- Written by: Nadia Ahmed
- Directed by: Adeel Siddiqui
- Opening theme: "Pal Do Pal Ka Andher Hai" by Muqaddas Azeem
- Country of origin: Pakistan
- Original language: Urdu
- No. of episodes: 40

Production
- Producer: Momina Duraid
- Camera setup: Multi-camera setup
- Production company: MD Productions

Original release
- Network: Hum TV
- Release: 11 October – 6 December 2021

= Sila-e-Mohabbat =

Pakistani television series

Sila-e-Mohabbat is a 2021 Pakistani drama television series, produced by MD Productions.

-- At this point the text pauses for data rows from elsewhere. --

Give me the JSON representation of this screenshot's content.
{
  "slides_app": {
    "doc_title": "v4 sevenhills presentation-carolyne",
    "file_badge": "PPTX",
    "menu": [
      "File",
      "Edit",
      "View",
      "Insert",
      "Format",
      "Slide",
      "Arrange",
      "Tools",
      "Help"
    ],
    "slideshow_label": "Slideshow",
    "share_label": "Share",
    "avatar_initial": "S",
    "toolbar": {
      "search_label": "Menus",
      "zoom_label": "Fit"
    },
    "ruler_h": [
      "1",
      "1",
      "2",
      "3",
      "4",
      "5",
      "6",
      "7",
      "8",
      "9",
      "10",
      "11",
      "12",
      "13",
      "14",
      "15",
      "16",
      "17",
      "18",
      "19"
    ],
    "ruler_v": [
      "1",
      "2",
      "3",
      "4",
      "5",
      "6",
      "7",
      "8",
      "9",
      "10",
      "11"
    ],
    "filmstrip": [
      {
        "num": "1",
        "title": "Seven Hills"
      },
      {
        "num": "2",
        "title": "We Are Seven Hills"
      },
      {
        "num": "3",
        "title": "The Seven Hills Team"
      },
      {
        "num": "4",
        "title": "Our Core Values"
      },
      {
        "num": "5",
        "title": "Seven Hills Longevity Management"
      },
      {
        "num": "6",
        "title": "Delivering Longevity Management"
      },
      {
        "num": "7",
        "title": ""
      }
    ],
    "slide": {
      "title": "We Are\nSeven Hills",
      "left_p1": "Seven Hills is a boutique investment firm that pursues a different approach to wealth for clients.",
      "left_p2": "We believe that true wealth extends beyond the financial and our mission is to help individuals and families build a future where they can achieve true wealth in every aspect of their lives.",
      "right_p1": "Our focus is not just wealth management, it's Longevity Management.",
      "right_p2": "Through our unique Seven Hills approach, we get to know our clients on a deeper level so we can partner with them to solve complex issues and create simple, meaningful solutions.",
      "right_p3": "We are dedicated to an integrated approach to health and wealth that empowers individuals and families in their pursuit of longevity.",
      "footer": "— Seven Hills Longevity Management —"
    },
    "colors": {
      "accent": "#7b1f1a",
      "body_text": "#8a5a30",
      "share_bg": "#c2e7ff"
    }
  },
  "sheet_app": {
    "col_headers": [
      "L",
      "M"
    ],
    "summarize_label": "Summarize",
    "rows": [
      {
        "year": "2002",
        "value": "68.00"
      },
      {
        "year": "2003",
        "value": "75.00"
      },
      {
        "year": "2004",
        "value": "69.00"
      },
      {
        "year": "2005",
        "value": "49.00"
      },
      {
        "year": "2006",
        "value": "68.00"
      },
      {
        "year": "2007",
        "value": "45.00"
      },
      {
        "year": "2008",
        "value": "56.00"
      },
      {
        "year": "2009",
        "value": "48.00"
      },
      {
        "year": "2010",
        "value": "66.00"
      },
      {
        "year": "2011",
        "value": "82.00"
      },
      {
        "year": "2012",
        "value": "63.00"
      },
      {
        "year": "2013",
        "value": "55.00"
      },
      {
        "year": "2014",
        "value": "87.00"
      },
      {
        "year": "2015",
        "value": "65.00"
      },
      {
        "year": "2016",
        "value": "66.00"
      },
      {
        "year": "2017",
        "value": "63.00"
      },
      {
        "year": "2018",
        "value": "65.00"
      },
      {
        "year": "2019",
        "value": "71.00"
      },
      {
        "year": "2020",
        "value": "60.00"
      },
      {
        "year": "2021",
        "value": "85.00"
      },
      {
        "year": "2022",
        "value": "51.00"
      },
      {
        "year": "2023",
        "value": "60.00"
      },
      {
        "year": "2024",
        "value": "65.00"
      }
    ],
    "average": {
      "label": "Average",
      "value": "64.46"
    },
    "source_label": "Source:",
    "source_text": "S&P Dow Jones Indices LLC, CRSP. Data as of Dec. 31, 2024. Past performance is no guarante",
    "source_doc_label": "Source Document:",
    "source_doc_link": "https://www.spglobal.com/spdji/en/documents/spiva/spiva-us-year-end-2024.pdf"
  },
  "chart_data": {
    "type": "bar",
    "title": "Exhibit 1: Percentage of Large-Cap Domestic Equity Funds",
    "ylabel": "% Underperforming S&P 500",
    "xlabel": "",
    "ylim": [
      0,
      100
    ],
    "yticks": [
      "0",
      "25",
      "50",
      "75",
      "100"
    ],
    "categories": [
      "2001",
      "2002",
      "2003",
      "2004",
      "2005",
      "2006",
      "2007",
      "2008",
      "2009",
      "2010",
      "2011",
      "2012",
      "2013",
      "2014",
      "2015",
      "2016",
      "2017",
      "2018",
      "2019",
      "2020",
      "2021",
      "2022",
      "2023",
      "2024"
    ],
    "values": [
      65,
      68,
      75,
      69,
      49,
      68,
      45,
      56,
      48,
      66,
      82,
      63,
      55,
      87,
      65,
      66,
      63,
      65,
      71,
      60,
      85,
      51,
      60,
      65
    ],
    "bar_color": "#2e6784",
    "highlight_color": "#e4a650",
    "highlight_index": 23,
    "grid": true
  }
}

It stars Rabab Hashim, Noor Hassan Rizvi and Momina Iqbal in lead roles. The 40-episode series first aired Hum TV from 11 October to 6 December 2021.

== Cast ==
- Rabab Hashim as Alizeh
- Noor Hassan Rizvi as Tabrez
- Momina Iqbal as Rania
- Ali Safina as Raheel
- Arslan Asad Butt as Ahmer
- Waseem Abbas as Tabrez's father
- Shaheen Khan as Tabrez's mother
- Dania Enwer as Shreena
- Hassan Nizai as Anwar
- Agha Mustafa Hassan as Shahmeer
- Ayesha Mirza
- Farhan Ally Agha as Alizeh's father

== Production ==
The drama series was produced by Momina Duraid Productions. It was directed by Adeel Siddiqui and written by Nadia Ahmed.

Sila-e-Mohabbat is the third on-screen appearance of the lead couple Hashim and Rizvi after Amanat and Ishq Na Kariyo Koi.